Cito subito per esempio due grandi scrittori, tra tutti quelli che mi hanno saputo avvicinare ad una bottiglia con le proprie parole : Gino Veronelli e Mario Soldati.
Poi anche nei forum e blog (Porthos, Gambero Rosso, Winereport, Lavinium…) se ne leggono tantissimi altri, sommeliers e non, appassionati e altruisti nella condivisione del loro “sapere”.
Sono assolutamente convinto che chiunque possa dare di un vino un parere personale (e singolarmente autorevole), magari semplicemente definendo il tipo di profumi evocati o il sapore in bocca. Una delle più azzeccate e sintetiche tra queste “note del Dilettante” l’ho sentita da Mario, amico enorme, nonché fresco papà e bassista, quando disse del Sassicaia ’98, “è una nuvola di vino in bocca”. Per me, la definizione perfetta della sensazione data da quel vino, in quell'annata Per informazione Mario non scrive sui forum, è ingegnere, ama il vino senza troppe “menate”, mai fatto corsi di degustazione. Eppure…
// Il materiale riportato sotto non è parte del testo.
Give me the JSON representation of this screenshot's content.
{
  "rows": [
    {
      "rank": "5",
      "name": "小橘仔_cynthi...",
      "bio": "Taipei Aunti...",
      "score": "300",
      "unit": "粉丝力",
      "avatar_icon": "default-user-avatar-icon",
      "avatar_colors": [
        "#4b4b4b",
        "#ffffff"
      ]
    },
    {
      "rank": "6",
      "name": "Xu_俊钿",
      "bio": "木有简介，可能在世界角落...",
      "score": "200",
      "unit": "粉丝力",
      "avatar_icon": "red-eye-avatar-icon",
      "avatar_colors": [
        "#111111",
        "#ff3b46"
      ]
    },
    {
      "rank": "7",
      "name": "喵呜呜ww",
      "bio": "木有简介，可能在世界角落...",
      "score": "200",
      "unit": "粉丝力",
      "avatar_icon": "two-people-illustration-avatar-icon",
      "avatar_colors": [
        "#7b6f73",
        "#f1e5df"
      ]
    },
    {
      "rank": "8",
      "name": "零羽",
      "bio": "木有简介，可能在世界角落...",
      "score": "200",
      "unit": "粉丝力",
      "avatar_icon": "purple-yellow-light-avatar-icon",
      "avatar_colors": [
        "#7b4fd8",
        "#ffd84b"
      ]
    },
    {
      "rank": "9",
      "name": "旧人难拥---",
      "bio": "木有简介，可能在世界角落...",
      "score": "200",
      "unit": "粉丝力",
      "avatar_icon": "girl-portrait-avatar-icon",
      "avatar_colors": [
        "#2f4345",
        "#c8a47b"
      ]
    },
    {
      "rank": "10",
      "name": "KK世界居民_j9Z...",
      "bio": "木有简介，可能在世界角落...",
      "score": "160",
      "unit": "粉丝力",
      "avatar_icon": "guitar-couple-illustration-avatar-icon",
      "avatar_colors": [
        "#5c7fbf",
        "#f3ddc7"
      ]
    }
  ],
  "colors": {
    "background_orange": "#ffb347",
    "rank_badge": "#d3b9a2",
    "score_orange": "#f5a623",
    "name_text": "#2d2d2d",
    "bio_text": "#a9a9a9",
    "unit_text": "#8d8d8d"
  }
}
E’ chiaro che se invece si vuol dare un parere professionale su una determinata annata di quello specifico vino e del vitigno usato, addentrandosi in definizioni precise, si deve quantomeno avere un’esperienza diretta di decine di bottiglie bevute. Anche senza possedere titoli ufficiali, chi vuole dire qualcosa di più di “urca che buono” deve saper dare alla degustazione un taglio non serioso ma attento e consapevole, usando le proprie parole, non la pomposità di terminologie sentite in giro. A maggior ragione, se si desidera scendere nel giudizio specifico, si deve conoscere il vitigno, i sistemi produttivi, la geografia e la storia che danno vita a quel vino.
Ascoltando e imparando da chi sa di più, sperando che costui o costei non siano troppo intraducibili ad orecchie comuni. Altrimenti si che si può diventare come la macchietta che Antonio
Albanese ha superbamente creato. (per chi non l’avesse vista, mi riferisco all’imitazione del sommelier che dopo un balletto con il bicchiere e lunghi secondi di esasperati gesti rituali, finalmente alzando il bicchiere in controluce dice: “è rosso!").